Snow was one of those caught up in the never-ending coverage on TV yesterday, and even though paying attention to such things is part of her job, she didn't feel too good about it.
“What a waste of time,” she said. “We are all complicit in this. If we really say we hate this kind of thing, that there are more important stories we should be watching, we need to turn it off. And we need to complain.”
Braudy said there is an element of self-loathing in the fascination with Hilton. “While she remained in the world of parties, that's one thing. Now she has descended into the world of the normal, and she can't hack it. That moves people into disgust mode and then to self-disgust, where you're saying, 'Why am I paying attention to this bubblehead?' ”
That, in turn, leads to anger at the news media for covering the story. Snow said TV anchors regularly wondered out loud yesterday why people care so much about Hilton. “I'm not sure we do,” she said. “It's not as if we are taking to the streets and demanding more Paris.”

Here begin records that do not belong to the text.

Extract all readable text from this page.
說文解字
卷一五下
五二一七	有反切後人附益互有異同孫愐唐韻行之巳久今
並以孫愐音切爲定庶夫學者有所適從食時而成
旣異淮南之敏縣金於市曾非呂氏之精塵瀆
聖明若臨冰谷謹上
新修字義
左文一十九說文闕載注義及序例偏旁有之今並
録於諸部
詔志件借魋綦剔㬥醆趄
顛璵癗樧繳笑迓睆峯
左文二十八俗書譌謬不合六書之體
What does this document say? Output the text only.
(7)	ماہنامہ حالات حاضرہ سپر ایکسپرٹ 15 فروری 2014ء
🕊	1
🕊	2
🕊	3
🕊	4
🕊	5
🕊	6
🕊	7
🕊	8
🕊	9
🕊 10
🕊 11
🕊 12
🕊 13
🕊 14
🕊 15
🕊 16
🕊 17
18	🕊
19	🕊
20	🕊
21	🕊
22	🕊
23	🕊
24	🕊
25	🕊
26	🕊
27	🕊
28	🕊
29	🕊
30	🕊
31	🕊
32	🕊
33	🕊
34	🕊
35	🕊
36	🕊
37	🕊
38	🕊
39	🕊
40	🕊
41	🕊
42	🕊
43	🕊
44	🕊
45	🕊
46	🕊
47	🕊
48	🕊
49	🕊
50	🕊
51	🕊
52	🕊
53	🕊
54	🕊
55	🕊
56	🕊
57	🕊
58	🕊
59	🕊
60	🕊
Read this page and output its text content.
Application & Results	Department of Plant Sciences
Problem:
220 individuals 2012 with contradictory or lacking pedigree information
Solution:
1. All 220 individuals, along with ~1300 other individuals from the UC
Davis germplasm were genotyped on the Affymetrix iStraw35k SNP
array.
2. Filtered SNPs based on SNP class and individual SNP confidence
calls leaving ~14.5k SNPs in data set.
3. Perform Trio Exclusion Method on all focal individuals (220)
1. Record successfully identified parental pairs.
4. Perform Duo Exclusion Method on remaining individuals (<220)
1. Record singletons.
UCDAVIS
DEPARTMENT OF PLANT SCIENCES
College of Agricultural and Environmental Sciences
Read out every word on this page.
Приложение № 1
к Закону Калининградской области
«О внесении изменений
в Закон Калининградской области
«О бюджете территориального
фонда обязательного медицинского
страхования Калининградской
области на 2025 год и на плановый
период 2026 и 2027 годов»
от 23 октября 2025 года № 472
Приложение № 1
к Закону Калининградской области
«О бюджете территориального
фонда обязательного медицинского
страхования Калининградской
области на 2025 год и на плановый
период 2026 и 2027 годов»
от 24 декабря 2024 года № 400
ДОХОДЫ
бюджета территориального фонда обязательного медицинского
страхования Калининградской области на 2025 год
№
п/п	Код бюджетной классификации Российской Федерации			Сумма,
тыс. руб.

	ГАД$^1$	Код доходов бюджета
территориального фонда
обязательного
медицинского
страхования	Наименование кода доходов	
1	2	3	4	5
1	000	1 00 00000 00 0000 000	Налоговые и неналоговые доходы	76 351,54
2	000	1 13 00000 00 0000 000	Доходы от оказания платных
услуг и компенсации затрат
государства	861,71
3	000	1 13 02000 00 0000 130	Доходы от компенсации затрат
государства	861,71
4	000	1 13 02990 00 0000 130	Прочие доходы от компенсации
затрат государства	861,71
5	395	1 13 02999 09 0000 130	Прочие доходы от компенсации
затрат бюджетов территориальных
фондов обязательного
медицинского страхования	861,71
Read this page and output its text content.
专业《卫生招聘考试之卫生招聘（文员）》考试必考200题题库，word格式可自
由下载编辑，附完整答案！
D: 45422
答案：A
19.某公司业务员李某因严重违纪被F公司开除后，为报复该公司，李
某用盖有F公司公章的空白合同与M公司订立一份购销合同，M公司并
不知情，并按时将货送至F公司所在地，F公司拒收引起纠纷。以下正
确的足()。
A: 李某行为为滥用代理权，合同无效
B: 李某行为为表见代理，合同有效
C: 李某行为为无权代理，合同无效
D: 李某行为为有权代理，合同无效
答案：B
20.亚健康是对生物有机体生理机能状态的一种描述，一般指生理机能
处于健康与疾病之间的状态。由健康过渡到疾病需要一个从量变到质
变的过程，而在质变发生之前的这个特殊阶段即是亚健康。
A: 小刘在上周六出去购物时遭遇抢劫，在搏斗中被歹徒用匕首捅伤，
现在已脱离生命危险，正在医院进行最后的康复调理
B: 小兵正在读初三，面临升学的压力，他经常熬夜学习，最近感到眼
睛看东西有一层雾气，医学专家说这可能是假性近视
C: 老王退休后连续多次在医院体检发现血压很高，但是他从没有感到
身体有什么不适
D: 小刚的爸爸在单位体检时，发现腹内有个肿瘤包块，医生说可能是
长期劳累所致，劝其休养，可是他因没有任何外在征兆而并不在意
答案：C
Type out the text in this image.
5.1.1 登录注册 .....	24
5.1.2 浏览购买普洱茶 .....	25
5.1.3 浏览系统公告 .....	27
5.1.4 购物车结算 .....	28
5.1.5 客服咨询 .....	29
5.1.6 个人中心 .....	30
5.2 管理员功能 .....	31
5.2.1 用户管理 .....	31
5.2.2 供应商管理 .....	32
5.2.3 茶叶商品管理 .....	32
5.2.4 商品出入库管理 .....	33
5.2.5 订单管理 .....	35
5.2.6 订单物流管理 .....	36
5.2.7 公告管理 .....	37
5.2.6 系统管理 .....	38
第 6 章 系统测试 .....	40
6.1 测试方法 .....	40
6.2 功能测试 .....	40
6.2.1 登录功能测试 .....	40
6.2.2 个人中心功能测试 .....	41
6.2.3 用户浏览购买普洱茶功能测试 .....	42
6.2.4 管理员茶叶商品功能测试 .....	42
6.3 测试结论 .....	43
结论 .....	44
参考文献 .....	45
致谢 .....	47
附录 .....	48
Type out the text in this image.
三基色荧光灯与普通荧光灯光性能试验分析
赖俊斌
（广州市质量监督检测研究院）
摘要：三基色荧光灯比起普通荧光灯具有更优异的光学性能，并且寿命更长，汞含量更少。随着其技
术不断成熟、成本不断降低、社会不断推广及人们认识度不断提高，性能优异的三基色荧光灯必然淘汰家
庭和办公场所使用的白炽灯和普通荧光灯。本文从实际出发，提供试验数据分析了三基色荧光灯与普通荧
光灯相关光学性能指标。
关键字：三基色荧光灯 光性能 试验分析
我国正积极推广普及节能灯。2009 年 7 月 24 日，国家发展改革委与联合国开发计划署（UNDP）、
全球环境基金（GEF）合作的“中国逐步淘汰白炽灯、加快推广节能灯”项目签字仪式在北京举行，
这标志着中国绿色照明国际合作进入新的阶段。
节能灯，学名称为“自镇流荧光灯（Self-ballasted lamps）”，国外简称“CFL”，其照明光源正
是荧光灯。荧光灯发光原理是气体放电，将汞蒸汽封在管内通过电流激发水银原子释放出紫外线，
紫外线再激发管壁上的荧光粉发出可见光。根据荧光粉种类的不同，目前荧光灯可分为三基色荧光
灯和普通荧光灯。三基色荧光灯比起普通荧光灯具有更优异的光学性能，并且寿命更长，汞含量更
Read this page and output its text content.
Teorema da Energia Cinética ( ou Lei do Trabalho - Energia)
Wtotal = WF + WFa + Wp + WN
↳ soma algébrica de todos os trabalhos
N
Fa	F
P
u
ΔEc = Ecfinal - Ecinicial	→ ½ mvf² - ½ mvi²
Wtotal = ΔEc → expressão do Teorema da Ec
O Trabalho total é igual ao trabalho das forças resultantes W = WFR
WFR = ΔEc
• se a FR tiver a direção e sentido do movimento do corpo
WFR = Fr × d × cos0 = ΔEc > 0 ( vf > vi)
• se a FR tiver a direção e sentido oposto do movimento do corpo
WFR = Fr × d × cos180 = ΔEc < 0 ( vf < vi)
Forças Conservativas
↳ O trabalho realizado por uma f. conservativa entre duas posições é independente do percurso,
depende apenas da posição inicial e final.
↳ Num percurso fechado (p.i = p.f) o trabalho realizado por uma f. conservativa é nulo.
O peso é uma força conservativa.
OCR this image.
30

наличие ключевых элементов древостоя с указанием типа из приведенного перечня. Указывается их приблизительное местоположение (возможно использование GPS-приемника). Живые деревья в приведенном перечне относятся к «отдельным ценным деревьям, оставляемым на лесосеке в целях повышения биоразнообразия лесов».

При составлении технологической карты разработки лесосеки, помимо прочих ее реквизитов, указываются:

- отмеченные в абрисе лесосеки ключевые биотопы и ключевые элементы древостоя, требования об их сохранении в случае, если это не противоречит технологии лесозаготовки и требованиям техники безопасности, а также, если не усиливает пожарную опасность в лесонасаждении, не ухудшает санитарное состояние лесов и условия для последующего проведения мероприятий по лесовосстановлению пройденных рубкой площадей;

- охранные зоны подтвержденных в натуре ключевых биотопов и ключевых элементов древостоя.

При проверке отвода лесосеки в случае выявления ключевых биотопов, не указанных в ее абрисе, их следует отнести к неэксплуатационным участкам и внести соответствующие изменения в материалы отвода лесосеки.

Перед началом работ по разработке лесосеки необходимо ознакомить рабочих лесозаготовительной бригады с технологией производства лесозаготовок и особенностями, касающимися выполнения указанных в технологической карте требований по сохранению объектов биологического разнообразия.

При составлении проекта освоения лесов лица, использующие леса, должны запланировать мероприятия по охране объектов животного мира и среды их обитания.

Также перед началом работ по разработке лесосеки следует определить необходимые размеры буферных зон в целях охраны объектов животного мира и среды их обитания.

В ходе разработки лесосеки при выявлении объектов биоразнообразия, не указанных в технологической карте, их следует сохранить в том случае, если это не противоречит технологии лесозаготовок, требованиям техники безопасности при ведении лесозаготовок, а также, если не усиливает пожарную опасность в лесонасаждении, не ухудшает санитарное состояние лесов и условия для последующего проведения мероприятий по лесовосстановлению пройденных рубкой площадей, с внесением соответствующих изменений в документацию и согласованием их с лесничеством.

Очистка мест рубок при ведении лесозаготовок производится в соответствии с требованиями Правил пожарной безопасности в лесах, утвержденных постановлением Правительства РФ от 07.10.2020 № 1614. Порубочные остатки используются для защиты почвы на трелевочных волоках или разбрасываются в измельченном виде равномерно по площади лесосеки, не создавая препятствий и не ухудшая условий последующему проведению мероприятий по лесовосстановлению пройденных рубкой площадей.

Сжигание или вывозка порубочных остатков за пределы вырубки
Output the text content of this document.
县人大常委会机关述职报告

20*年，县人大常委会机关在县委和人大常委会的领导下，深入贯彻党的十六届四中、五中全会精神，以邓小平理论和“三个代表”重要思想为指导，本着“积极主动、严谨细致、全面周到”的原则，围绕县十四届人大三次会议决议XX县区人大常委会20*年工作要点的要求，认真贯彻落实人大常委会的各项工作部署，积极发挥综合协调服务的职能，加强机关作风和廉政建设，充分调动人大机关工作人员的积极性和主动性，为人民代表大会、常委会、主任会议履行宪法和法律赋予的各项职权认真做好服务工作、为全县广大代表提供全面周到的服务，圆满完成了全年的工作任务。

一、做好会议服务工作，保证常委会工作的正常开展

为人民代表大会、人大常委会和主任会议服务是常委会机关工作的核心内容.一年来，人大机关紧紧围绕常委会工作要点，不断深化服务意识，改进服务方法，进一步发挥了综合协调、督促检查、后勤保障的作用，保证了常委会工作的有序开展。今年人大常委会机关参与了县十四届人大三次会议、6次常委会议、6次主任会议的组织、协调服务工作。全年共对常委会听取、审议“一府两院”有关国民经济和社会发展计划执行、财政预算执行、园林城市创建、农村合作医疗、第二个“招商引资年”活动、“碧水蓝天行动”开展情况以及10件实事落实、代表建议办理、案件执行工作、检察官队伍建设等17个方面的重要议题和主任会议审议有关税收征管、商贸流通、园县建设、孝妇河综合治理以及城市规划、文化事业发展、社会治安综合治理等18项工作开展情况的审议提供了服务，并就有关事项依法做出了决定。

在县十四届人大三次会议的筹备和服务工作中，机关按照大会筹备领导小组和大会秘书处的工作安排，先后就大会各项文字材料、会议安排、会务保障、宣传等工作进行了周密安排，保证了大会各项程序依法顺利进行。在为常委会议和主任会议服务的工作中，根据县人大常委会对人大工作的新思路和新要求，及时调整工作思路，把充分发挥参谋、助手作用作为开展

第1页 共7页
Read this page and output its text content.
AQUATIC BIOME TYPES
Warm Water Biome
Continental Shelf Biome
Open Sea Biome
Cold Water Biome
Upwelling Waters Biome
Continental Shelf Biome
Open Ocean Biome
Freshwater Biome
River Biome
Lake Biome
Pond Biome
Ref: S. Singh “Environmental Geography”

Thompson said it has become a bit of a chicken-or-egg question: Does the media cover Hilton because people watch, or are people watching because it's on?
“It's a dance in which neither is leading,” he said. “It's a perfect synergy between the media and the people who consume the media.”
Even though, in Thompson's words, “we have made people famous for very crazy reasons for a very long time,” Snow senses a “festering intolerance” with celebrity infatuation. “I think people may be starting to say, 'Enough is enough.' ”
She doubts that means people will be canceling their cable TV service in droves. But with more media Web sites offering comment sections next to stories, “the public has a lot more ability to talk back to the mainstream media. And that may lead to more discussion about what is newsworthy and what isn't.”
Braudy doubts the Hilton case will be a watershed.
“Every time I think we have reached a tipping point, something more absurd happens,” he said. “There is too much invested in celebrity culture (for it to go away). There will be disgust, and then someone else will come along who is an even better Paris.